The word “hero” can bring to mind anyone from law enforcement officers keeping communities safe to emergency responders saving lives to the firefighters working to contain the Funny River Road wildfire.
But the Summer of Heroes program, developed through a partnership between Alaska Communications and the Boys and Girls Clubs of Alaska, looks to recognize the young heroes of Alaska.
“It’s just recognizing a youth in the community (who have) done good,” said Heather Schloeman, executive director of Boys and Girls Clubs of the Kenai Peninsula.
A panel of judges will select five winners from nominated kids this summer to receive a $1,500 scholarship and a trip to the Alaska State Fair in Palmer where they will be recognized for their heroism.
Jennifer Brown, director of marketing and public relations for Boys and Girls Clubs of Alaska, said the Summer of Heroes program has grown with more nominees since its debut four years ago. Brown had sat on the judging panel and said selecting five winners is not an easy process.
“I want to pick them all because they’re all just really good kids that need to be recognized,” Brown said.
Brown said the program has received nominees of all ages from throughout the state.
Chance Haller, a 17 year old from Seldovia, was selected as a hero last summer. Haller has been volunteering in the community as a firefighter since 2011.
“My dad stepped up and became fire chief and kind of dragged me along with him,” Haller said.
In 2012, Haller put in 250 volunteer hours for the fire department. He is studying toward his Firefighter I certificate, but no one in Seldovia is certified to do the training for it.
“Everything (in Seldovia) is volunteer, so we’re not certified to go into houses or any of that stuff,” he said. “We’re certified to hold a hose and put the fire out.”
Haller is also a certified emergency trauma technician. When he’s 18, Haller plans on becoming an emergency medical technician.
Haller will be a high school senior next year and plans to attend Kenai Peninsula College for computer science. While working toward a degree, Haller also wants to continue firefighting. After college, he wants to attend the Alaska State Trooper academy.
Nearly a year after finding out he won, Haller still doesn’t know who nominated him.
“He is kind of an all-around outstanding kid,” said Hannah Blankenship with Alaska Communications.
In 2012, Courtney Stroh of Kenai and Shaylee Rizzo, a Nikiski teen, received Summer of Heroes scholarships for their community work. Stroh founded a team to clean up fish waste during dipnet season in Kenai. Rizzo raised awareness about vehicle and moose accidents by writing a kid’s book and educating elementary students.

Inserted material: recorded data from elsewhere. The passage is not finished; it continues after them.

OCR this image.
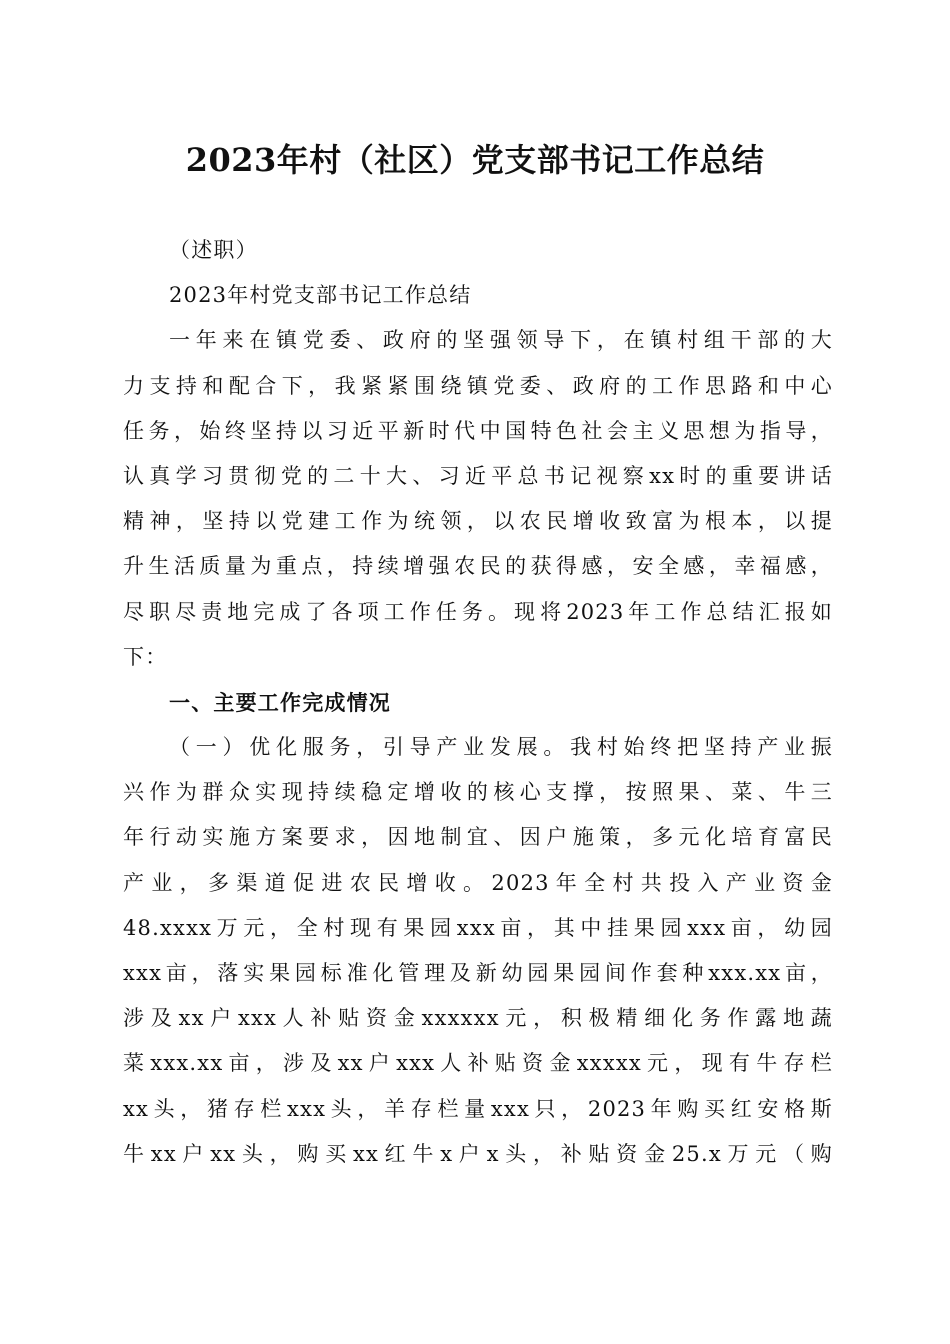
2023年村（社区）党支部书记工作总结
（述职）
2023年村党支部书记工作总结
一年来在镇党委、政府的坚强领导下，在镇村组干部的大
力支持和配合下，我紧紧围绕镇党委、政府的工作思路和中心
任务，始终坚持以习近平新时代中国特色社会主义思想为指导，
认真学习贯彻党的二十大、习近平总书记视察xx时的重要讲话
精神，坚持以党建工作为统领，以农民增收致富为根本，以提
升生活质量为重点，持续增强农民的获得感，安全感，幸福感，
尽职尽责地完成了各项工作任务。现将2023年工作总结汇报如
下：
一、主要工作完成情况
（一）优化服务，引导产业发展。我村始终把坚持产业振
兴作为群众实现持续稳定增收的核心支撑，按照果、菜、牛三
年行动实施方案要求，因地制宜、因户施策，多元化培育富民
产业，多渠道促进农民增收。2023年全村共投入产业资金
48.xxxx万元，全村现有果园xxx亩，其中挂果园xxx亩，幼园
xxx亩，落实果园标准化管理及新幼园果园间作套种xxx.xx亩，
涉及xx户xxx人补贴资金xxxxxx元，积极精细化务作露地蔬
菜xxx.xx亩，涉及xx户xxx人补贴资金xxxxx元，现有牛存栏
xx头，猪存栏xxx头，羊存栏量xxx只，2023年购买红安格斯
牛xx户xx头，购买xx红牛x户x头，补贴资金25.x万元（购
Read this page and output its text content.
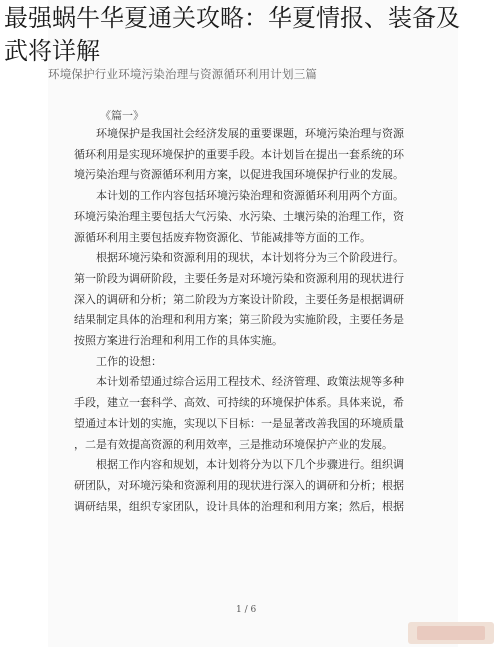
最强蜗牛华夏通关攻略：华夏情报、装备及
武将详解
环境保护行业环境污染治理与资源循环利用计划三篇
《篇一》
　　环境保护是我国社会经济发展的重要课题，环境污染治理与资源
循环利用是实现环境保护的重要手段。本计划旨在提出一套系统的环
境污染治理与资源循环利用方案，以促进我国环境保护行业的发展。
　　本计划的工作内容包括环境污染治理和资源循环利用两个方面。
环境污染治理主要包括大气污染、水污染、土壤污染的治理工作，资
源循环利用主要包括废弃物资源化、节能减排等方面的工作。
　　根据环境污染和资源利用的现状，本计划将分为三个阶段进行。
第一阶段为调研阶段，主要任务是对环境污染和资源利用的现状进行
深入的调研和分析；第二阶段为方案设计阶段，主要任务是根据调研
结果制定具体的治理和利用方案；第三阶段为实施阶段，主要任务是
按照方案进行治理和利用工作的具体实施。
　　工作的设想：
　　本计划希望通过综合运用工程技术、经济管理、政策法规等多种
手段，建立一套科学、高效、可持续的环境保护体系。具体来说，希
望通过本计划的实施，实现以下目标：一是显著改善我国的环境质量
，二是有效提高资源的利用效率，三是推动环境保护产业的发展。
　　根据工作内容和规划，本计划将分为以下几个步骤进行。组织调
研团队，对环境污染和资源利用的现状进行深入的调研和分析；根据
调研结果，组织专家团队，设计具体的治理和利用方案；然后，根据
1 / 6
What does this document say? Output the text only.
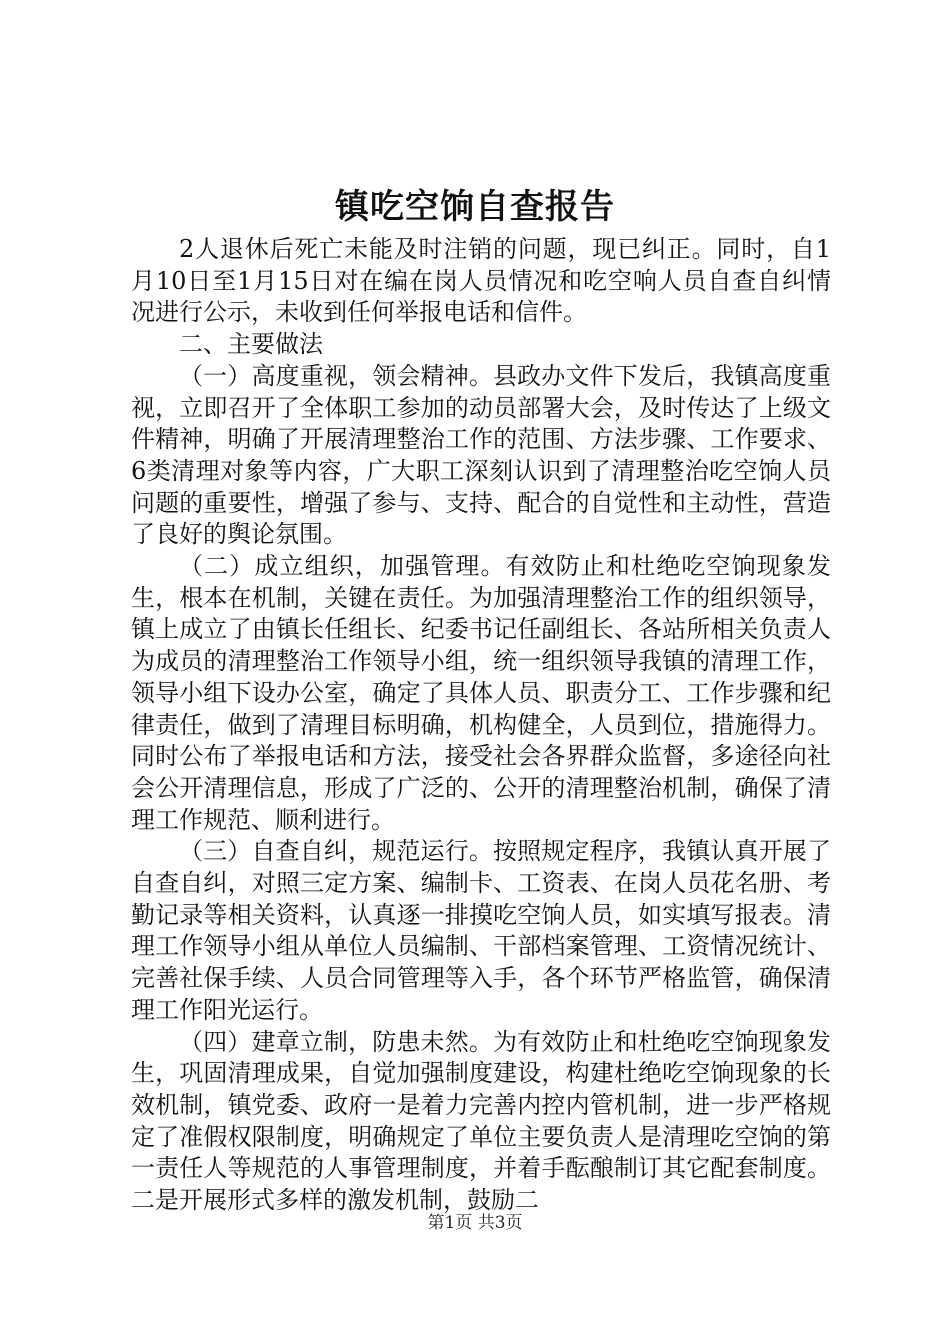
镇吃空饷自查报告

2人退休后死亡未能及时注销的问题，现已纠正。同时，自1月10日至1月15日对在编在岗人员情况和吃空响人员自查自纠情况进行公示，未收到任何举报电话和信件。

二、主要做法

（一）高度重视，领会精神。县政办文件下发后，我镇高度重视，立即召开了全体职工参加的动员部署大会，及时传达了上级文件精神，明确了开展清理整治工作的范围、方法步骤、工作要求、6类清理对象等内容，广大职工深刻认识到了清理整治吃空饷人员问题的重要性，增强了参与、支持、配合的自觉性和主动性，营造了良好的舆论氛围。

（二）成立组织，加强管理。有效防止和杜绝吃空饷现象发生，根本在机制，关键在责任。为加强清理整治工作的组织领导，镇上成立了由镇长任组长、纪委书记任副组长、各站所相关负责人为成员的清理整治工作领导小组，统一组织领导我镇的清理工作，领导小组下设办公室，确定了具体人员、职责分工、工作步骤和纪律责任，做到了清理目标明确，机构健全，人员到位，措施得力。同时公布了举报电话和方法，接受社会各界群众监督，多途径向社会公开清理信息，形成了广泛的、公开的清理整治机制，确保了清理工作规范、顺利进行。

（三）自查自纠，规范运行。按照规定程序，我镇认真开展了自查自纠，对照三定方案、编制卡、工资表、在岗人员花名册、考勤记录等相关资料，认真逐一排摸吃空饷人员，如实填写报表。清理工作领导小组从单位人员编制、干部档案管理、工资情况统计、完善社保手续、人员合同管理等入手，各个环节严格监管，确保清理工作阳光运行。

（四）建章立制，防患未然。为有效防止和杜绝吃空饷现象发生，巩固清理成果，自觉加强制度建设，构建杜绝吃空饷现象的长效机制，镇党委、政府一是着力完善内控内管机制，进一步严格规定了准假权限制度，明确规定了单位主要负责人是清理吃空饷的第一责任人等规范的人事管理制度，并着手酝酿制订其它配套制度。二是开展形式多样的激发机制，鼓励二

第1页 共3页
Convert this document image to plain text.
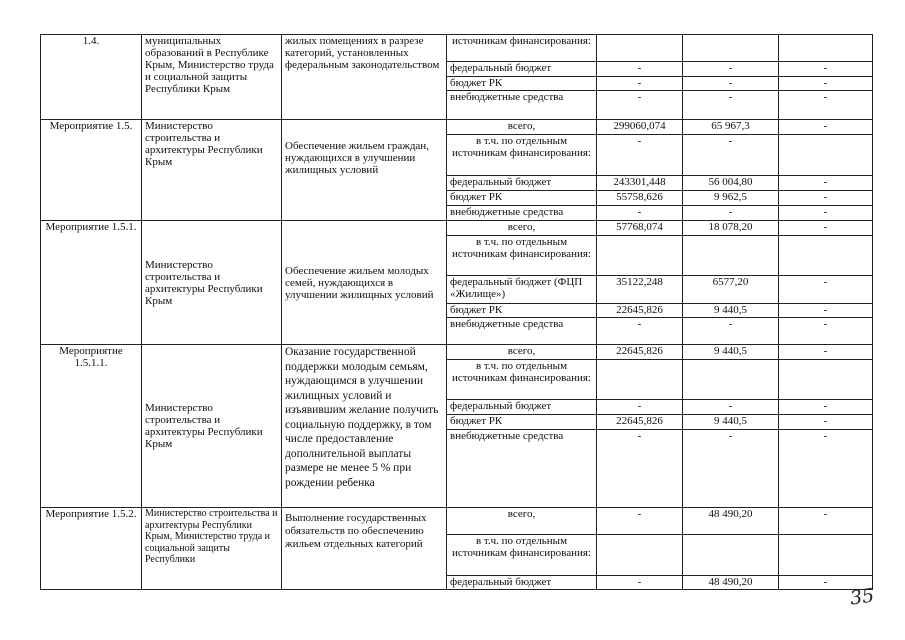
1.4.	муниципальных образований в Республике Крым, Министерство труда и социальной защиты Республики Крым	жилых помещениях в разрезе категорий, установленных федеральным законодательством	источникам финансирования:			
			федеральный бюджет	-	-	-
			бюджет РК	-	-	-
			внебюджетные средства	-	-	-
Мероприятие 1.5.	Министерство строительства и архитектуры Республики Крым	Обеспечение жильем граждан, нуждающихся в улучшении жилищных условий	всего,	299060,074	65 967,3	-
			в т.ч. по отдельным источникам финансирования:	-	-	
			федеральный бюджет	243301,448	56 004,80	-
			бюджет РК	55758,626	9 962,5	-
			внебюджетные средства	-	-	-
Мероприятие 1.5.1.	Министерство строительства и архитектуры Республики Крым	Обеспечение жильем молодых семей, нуждающихся в улучшении жилищных условий	всего,	57768,074	18 078,20	-
			в т.ч. по отдельным источникам финансирования:			
			федеральный бюджет (ФЦП «Жилище»)	35122,248	6577,20	-
			бюджет РК	22645,826	9 440,5	-
			внебюджетные средства	-	-	-
Мероприятие 1.5.1.1.	Министерство строительства и архитектуры Республики Крым	Оказание государственной поддержки молодым семьям, нуждающимся в улучшении жилищных условий и изъявившим желание получить социальную поддержку, в том числе предоставление дополнительной выплаты размере не менее 5 % при рождении ребенка	всего,	22645,826	9 440,5	-
			в т.ч. по отдельным источникам финансирования:			
			федеральный бюджет	-	-	-
			бюджет РК	22645,826	9 440,5	-
			внебюджетные средства	-	-	-
Мероприятие 1.5.2.	Министерство строительства и архитектуры Республики Крым, Министерство труда и социальной защиты Республики	Выполнение государственных обязательств по обеспечению жильем отдельных категорий	всего,	-	48 490,20	-
			в т.ч. по отдельным источникам финансирования:			
			федеральный бюджет	-	48 490,20	-
35
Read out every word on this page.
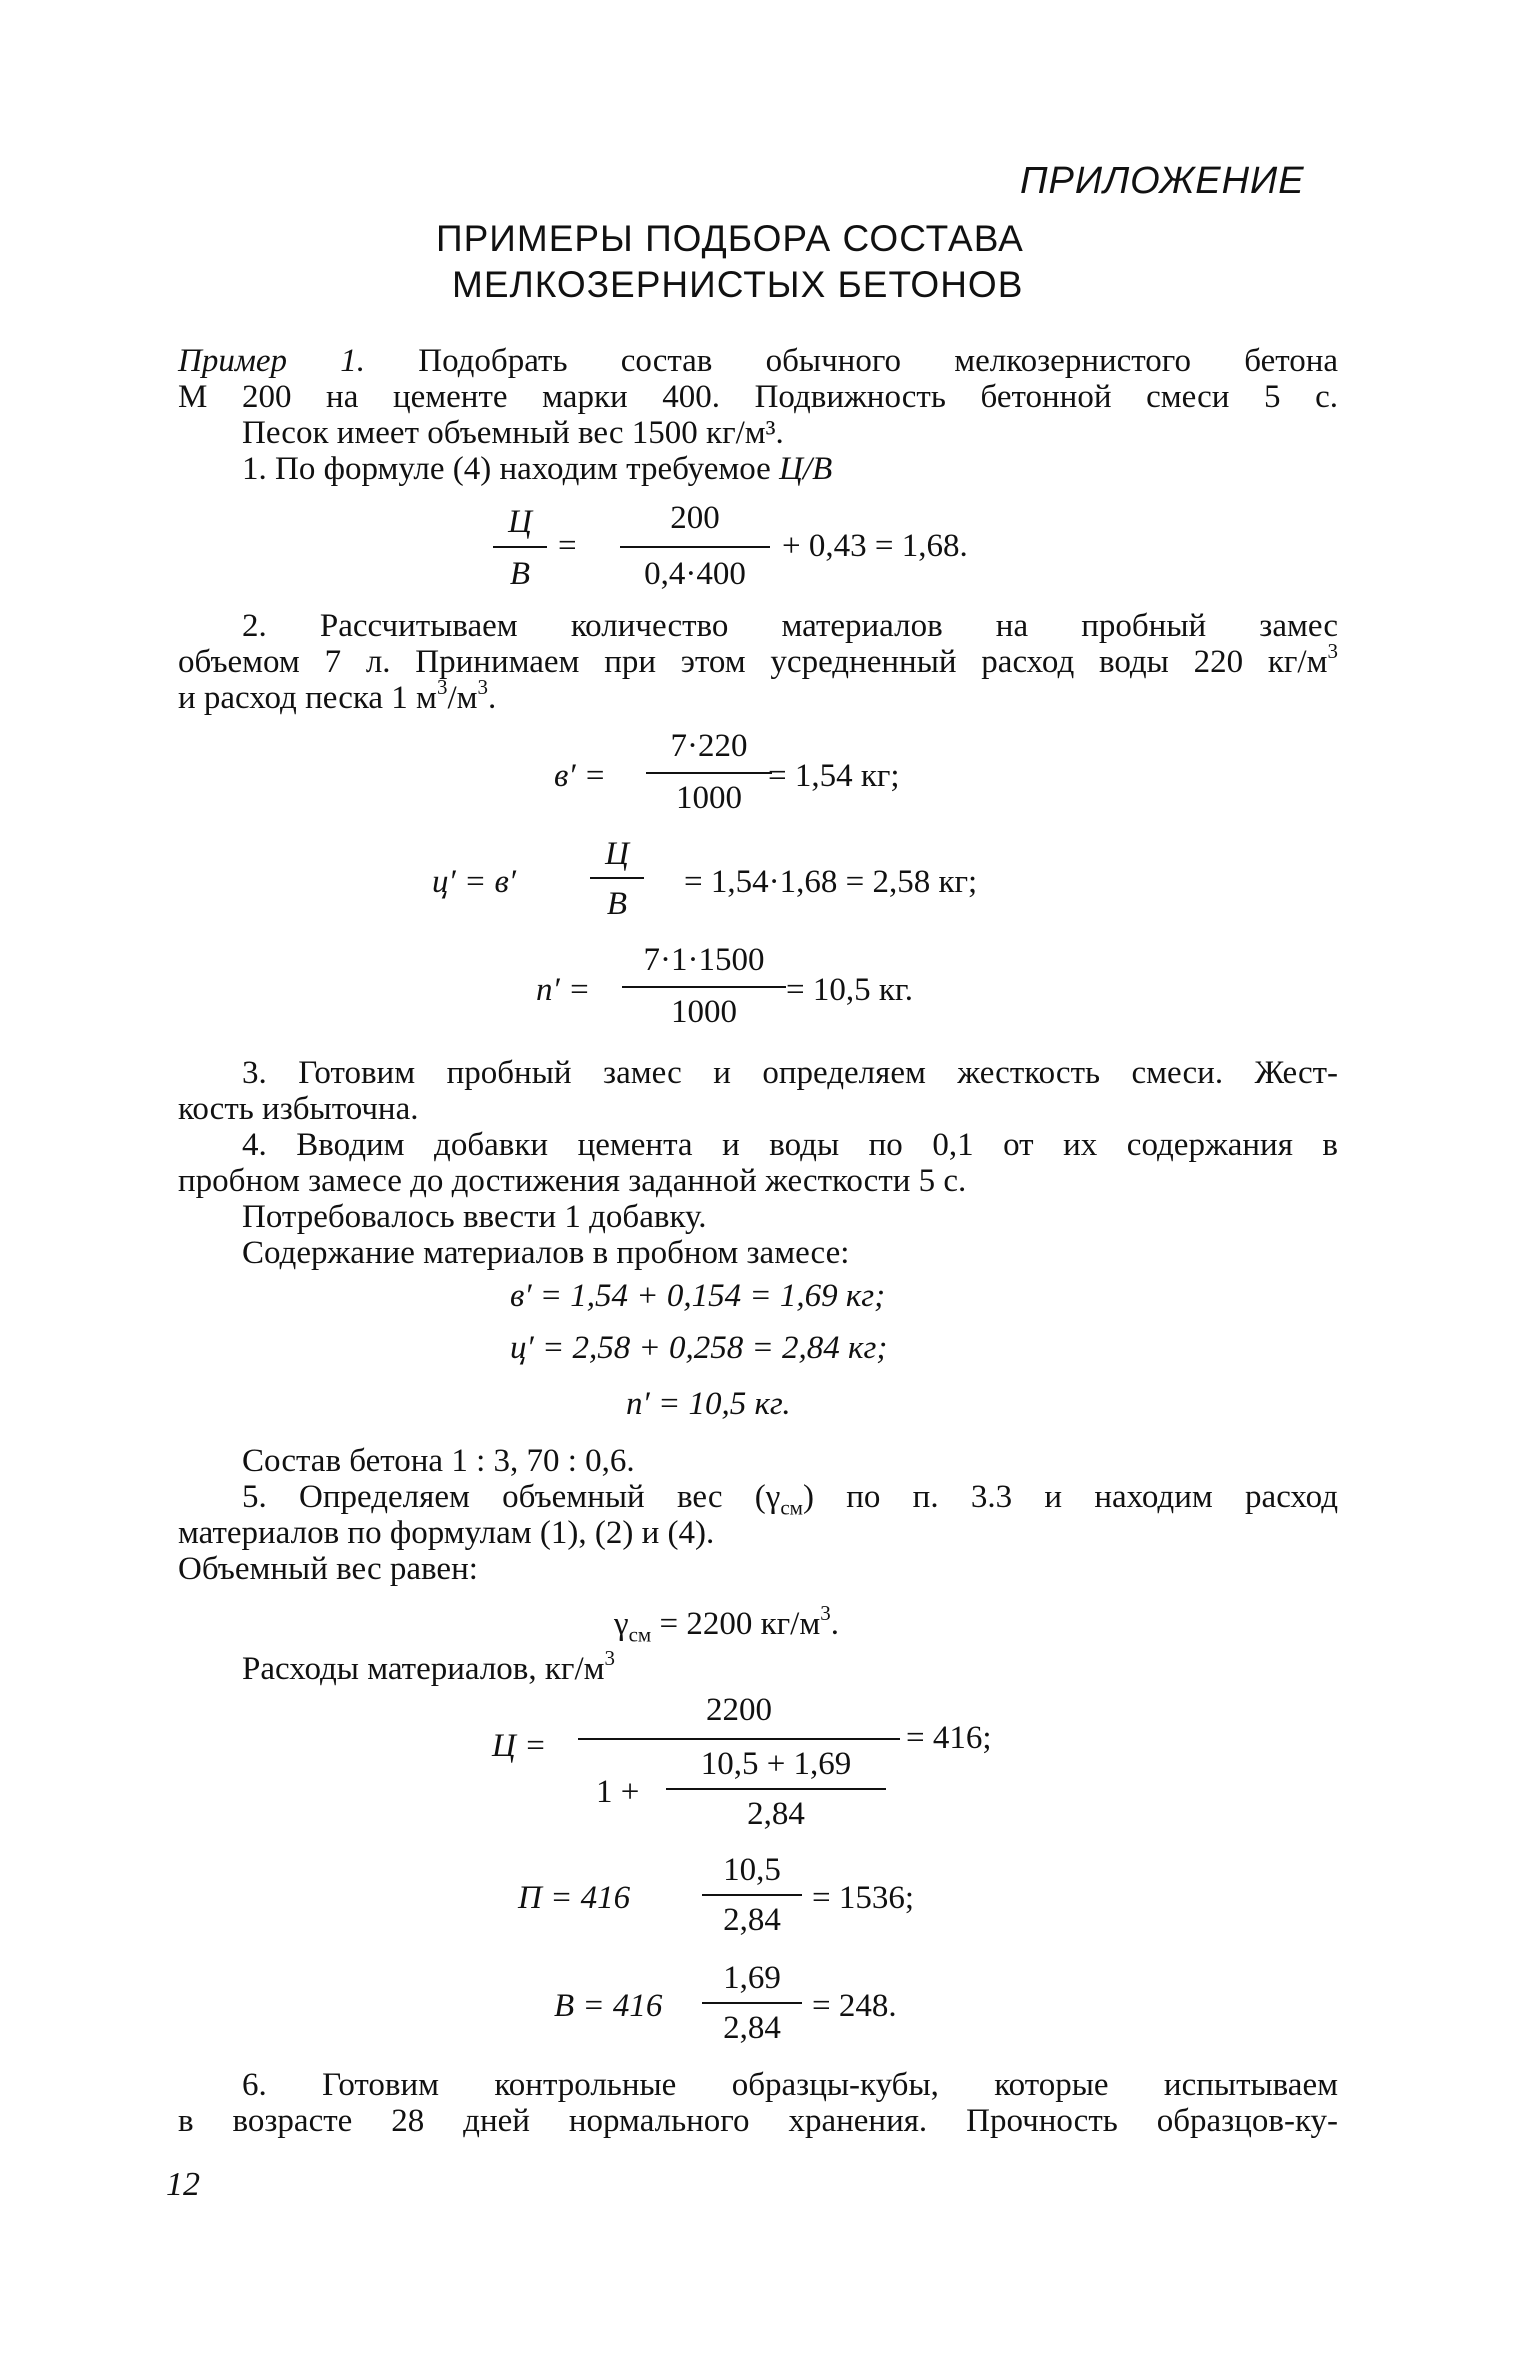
ПРИЛОЖЕНИЕ
ПРИМЕРЫ ПОДБОРА СОСТАВА
МЕЛКОЗЕРНИСТЫХ БЕТОНОВ
Пример 1. Подобрать состав обычного мелкозернистого бетона
М 200 на цементе марки 400. Подвижность бетонной смеси 5 с.
Песок имеет объемный вес 1500 кг/м³.
1. По формуле (4) находим требуемое Ц/В
Ц
В
=
200
0,4·400
+ 0,43 = 1,68.
2. Рассчитываем количество материалов на пробный замес
объемом 7 л. Принимаем при этом усредненный расход воды 220 $кг/м^3$
и расход песка 1 $м^3/м^3$.
в′ =
7·220
1000
= 1,54 кг;
ц′ = в′
Ц
В
= 1,54·1,68 = 2,58 кг;
п′ =
7·1·1500
1000
= 10,5 кг.
3. Готовим пробный замес и определяем жесткость смеси. Жест-
кость избыточна.
4. Вводим добавки цемента и воды по 0,1 от их содержания в
пробном замесе до достижения заданной жесткости 5 с.
Потребовалось ввести 1 добавку.
Содержание материалов в пробном замесе:
в′ = 1,54 + 0,154 = 1,69 кг;
ц′ = 2,58 + 0,258 = 2,84 кг;
п′ = 10,5 кг.
Состав бетона 1 : 3, 70 : 0,6.
5. Определяем объемный вес $(\gamma_{см})$ по п. 3.3 и находим расход
материалов по формулам (1), (2) и (4).
Объемный вес равен:
$\gamma_{см} = 2200$ $кг/м^3$.
Расходы материалов, $кг/м^3$
Ц =
2200
1 +
10,5 + 1,69
2,84
= 416;
П = 416
10,5
2,84
= 1536;
В = 416
1,69
2,84
= 248.
6. Готовим контрольные образцы-кубы, которые испытываем
в возрасте 28 дней нормального хранения. Прочность образцов-ку-
12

Alaskans are asked to nominate youth ages 6-18 who make a difference in their community whether it’s raising money for a cause, volunteering or contributing in other ways. Nominations can be made through July15 online at alaskacommunications.com/summerofheroes or forms can be picked up at Alaska Communications stores or Boys and Girls Clubs.
For every Alaska Communications smartphone purchased before July 15, the company will donate $25 to the Boys and Girls Clubs of Alaska.
Clarion file material was used in this article.